Will Americans who demand the outing of anonymous donors to political causes listen to Jianli Yang?

One reason that people donate to organizations anonymously — just as they want their votes and other personal information to remain confidential — is to avoid being harassed by political opponents.

But being bullied in a restaurant is hardly the worst that can befall donors stripped of anonymity.

Jianli Yang is a Chinese dissident. In 2008, after spending years in a Chinese prison for his activism, he founded Citizen Power Initiatives for China, a US-​based organization working to advance rights and democracy in China.

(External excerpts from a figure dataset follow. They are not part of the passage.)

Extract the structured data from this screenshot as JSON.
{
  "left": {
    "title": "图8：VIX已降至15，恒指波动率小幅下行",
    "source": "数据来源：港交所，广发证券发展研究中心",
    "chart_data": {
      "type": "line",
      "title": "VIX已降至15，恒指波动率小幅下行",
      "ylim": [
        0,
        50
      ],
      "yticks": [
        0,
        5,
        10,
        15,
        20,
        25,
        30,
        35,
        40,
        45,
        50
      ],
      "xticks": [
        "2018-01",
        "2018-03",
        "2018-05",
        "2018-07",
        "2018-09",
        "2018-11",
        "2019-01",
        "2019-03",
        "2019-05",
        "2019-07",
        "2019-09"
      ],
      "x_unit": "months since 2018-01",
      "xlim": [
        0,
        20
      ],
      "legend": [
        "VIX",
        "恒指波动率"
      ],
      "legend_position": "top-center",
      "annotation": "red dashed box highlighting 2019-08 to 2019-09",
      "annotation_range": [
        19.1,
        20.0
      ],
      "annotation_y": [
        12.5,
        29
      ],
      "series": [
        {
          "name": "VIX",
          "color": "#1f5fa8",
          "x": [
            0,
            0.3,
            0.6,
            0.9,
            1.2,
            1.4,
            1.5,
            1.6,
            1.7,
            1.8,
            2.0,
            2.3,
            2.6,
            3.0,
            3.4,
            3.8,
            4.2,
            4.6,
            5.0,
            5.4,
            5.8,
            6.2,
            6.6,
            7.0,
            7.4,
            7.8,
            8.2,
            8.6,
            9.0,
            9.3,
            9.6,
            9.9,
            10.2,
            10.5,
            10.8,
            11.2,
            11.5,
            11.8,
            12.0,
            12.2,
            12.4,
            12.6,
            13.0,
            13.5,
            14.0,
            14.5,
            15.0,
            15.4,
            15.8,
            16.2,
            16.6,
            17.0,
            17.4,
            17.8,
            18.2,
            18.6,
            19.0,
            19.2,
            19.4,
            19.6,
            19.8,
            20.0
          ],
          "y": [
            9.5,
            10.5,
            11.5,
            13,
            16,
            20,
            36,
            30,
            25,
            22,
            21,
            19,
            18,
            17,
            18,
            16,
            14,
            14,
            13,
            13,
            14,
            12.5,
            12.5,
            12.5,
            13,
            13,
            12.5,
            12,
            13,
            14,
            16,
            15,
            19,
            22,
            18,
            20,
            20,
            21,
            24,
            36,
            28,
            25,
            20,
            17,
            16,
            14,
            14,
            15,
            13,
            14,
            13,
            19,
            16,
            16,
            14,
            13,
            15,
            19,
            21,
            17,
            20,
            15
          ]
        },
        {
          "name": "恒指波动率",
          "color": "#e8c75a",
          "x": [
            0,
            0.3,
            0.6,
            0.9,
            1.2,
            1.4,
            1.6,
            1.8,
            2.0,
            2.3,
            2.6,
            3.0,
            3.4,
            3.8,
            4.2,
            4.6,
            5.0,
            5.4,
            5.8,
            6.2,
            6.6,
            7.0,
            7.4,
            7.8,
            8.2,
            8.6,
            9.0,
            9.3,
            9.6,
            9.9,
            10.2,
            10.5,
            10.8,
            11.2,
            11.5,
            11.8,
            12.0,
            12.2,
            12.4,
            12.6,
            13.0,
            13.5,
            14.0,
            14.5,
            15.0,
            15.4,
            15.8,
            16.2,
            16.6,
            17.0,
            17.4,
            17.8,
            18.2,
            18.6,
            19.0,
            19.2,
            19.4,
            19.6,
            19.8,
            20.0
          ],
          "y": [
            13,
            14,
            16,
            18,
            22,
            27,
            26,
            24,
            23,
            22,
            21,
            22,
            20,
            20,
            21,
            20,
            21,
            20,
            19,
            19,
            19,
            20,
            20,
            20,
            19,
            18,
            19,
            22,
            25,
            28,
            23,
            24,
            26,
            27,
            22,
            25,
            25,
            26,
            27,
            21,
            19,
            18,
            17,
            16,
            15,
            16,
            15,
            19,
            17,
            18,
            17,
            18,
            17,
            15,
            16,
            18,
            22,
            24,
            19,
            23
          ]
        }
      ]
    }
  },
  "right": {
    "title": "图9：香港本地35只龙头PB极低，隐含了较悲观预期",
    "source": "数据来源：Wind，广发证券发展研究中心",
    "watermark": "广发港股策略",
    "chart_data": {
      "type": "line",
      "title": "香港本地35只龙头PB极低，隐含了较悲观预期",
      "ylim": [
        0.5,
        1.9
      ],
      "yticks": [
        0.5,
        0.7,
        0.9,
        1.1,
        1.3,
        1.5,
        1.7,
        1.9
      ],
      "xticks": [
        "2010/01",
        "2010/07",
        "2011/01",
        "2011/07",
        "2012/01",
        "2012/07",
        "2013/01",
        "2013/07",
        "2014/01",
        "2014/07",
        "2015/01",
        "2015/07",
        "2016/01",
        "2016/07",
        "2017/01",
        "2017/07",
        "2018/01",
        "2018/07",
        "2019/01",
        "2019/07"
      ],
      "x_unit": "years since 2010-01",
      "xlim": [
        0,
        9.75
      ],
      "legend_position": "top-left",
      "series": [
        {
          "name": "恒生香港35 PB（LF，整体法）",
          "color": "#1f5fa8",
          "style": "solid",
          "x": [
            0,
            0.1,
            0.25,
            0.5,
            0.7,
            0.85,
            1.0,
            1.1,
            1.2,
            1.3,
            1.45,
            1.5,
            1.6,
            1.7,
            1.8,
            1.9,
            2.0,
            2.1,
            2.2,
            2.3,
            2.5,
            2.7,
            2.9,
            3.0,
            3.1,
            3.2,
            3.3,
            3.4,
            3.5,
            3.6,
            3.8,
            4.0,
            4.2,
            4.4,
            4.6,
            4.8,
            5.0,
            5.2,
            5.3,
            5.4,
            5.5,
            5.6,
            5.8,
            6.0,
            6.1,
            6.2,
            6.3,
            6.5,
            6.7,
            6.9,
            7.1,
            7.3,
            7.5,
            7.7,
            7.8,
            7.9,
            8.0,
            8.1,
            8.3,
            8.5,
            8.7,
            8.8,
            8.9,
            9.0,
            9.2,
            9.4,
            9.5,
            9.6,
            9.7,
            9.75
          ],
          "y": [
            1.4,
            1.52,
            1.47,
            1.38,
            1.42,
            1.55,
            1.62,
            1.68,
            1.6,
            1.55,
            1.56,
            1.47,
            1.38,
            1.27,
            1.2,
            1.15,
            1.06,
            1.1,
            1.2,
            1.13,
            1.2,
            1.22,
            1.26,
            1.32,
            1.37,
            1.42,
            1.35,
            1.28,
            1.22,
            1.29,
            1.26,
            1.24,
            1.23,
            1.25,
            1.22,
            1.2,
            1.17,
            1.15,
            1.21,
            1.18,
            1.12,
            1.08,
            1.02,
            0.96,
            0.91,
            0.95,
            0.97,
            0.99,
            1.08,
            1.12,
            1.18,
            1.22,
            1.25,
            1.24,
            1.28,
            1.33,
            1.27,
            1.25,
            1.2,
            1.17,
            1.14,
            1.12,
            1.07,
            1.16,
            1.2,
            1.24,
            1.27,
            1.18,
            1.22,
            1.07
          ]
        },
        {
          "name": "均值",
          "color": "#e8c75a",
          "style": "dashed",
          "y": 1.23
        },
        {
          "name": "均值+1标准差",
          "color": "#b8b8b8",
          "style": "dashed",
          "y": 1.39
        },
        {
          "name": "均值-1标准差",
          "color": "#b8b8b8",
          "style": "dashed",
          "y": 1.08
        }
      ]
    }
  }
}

Yang notes that Chinese supporters of his organization, even if residing outside of China, “can face extreme consequences when they are identified by the Chinese government.” Without the right to protect donor privacy, affirmed in a July 2021 U.S. Supreme Court decision on the associational rights of donors, donors can end up being punished by the Chinese government.

The risk isn’t just theoretical. In April 2021, one Mr. Lee, a businessman, was forced to appear on Chinese television to “confess” to supporting Citizen Power Initiatives for China. The government also sentenced Lee to eleven years in prison.

We must fight both the CCP and their wannabe branch in DC. Things are nowhere near as bad in this country as in China. But we don’t know what threats we will face the day after tomorrow even from our own government.

We need every First Amendment protection we can get.

This is Common Sense. I’m Paul Jacob.